Just this past week, a group of about 20 mothers arrived to have their babies vaccinated at an HAS health post in the remote, mountainous area known as Bastien. Sitting on benches under a mango tree, the mothers listened attentively to Marius, an HAS-trained community health worker, as he led an education session about the importance of hygiene and how vulnerable babies’ immune systems are to many diseases. Marius has spent nearly three decades in this role, and is well aware of how important it is for parents to absorb and retain this potentially lifesaving knowledge. Not only did Marius lecture on keeping infants healthy, he engaged the mothers in a dialogue that encouraged them to “teach” the facts back to him—further reinforcing the information for the entire group.
Marius’s lecture also covered the importance of protecting water sources from contamination—a sobering reminder that as Haiti’s rainy season begins this month, the difficulty of accessing clean water means that cholera will continue to threaten the health of all Haitians, especially infants and children. Marius concluded with a call to action: “Each one of us must examine our environment and ask ourselves if it’s clean, if it’s working for us. We must protect our health and the health of others. We are connected; if one of us gets sick, we are all at risk.”
The group then moved on to what the mothers had come for, the immunizations that will protect the lives of their young children. “Vaccines are lifesaving,” Marius says. “If we are negligent and don’t give our children a polio vaccine, for example, what happens? …Vaccines save lives, just like good hygiene saves lives.”

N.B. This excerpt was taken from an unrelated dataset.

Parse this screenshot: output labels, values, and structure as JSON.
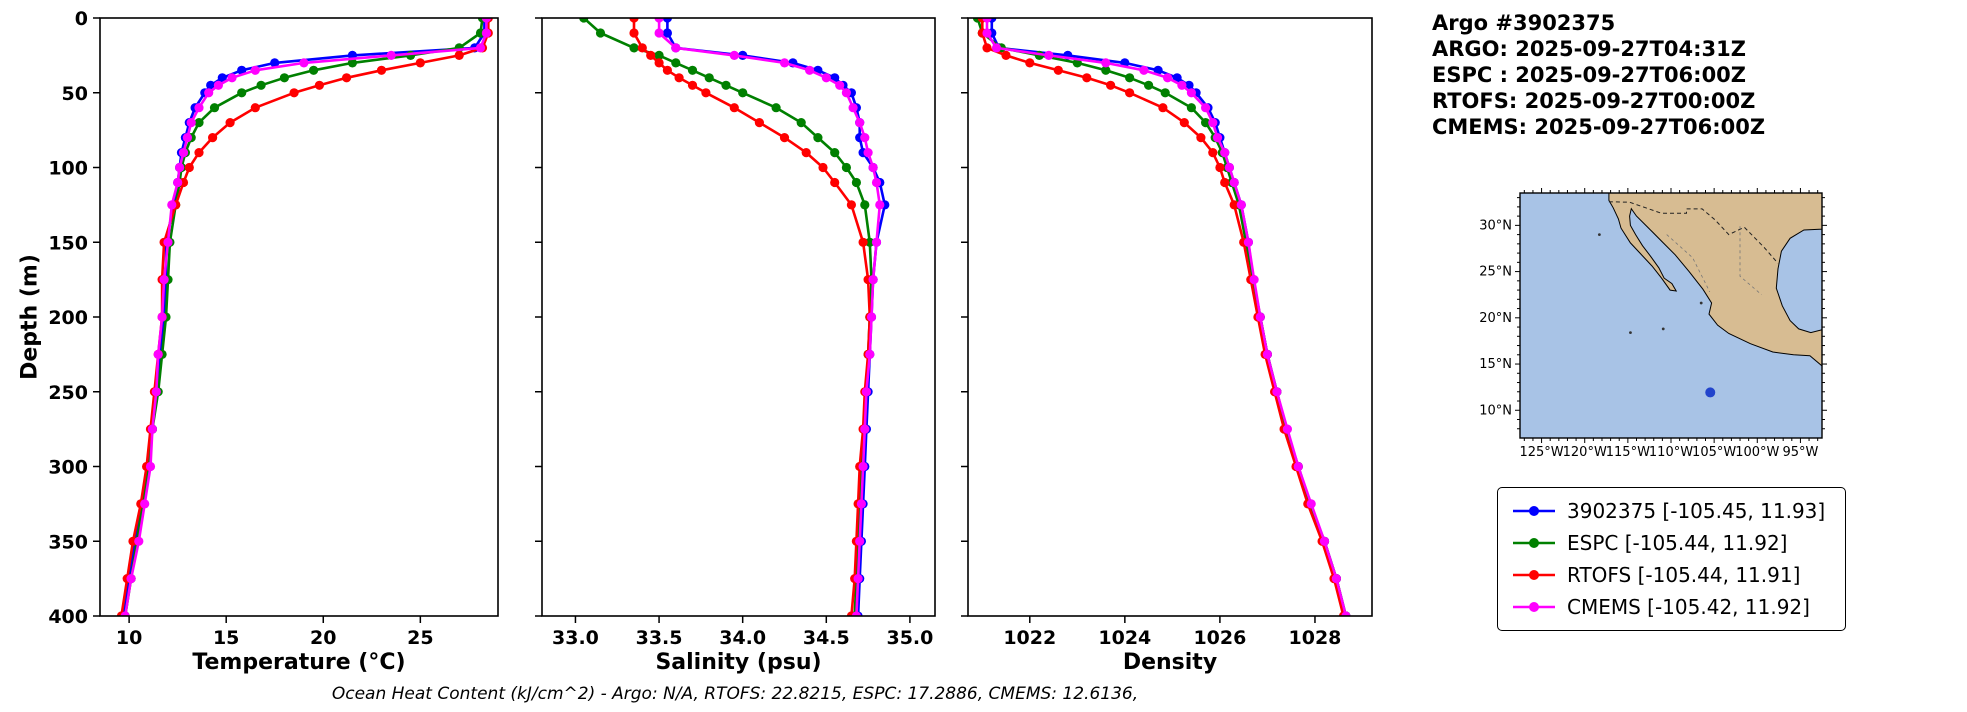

The mothers patiently waited as their names were called. The infants, some of them tiny newborns, received vaccines that will protect them against life-threatening diseases—diseases like polio, tuberculosis, measles, and tetanus, to name just a few. These are diseases that many of us will never have to worry about, for ourselves or for the children in our lives. But for these mothers, a trip to the Bastien clinic can mean the difference between life and death for their children. And as you can see, these moms are so very grateful! After her baby received a vaccine, one mom, Louie, smiled and said, “Thank you so much, HAS, for all you do!”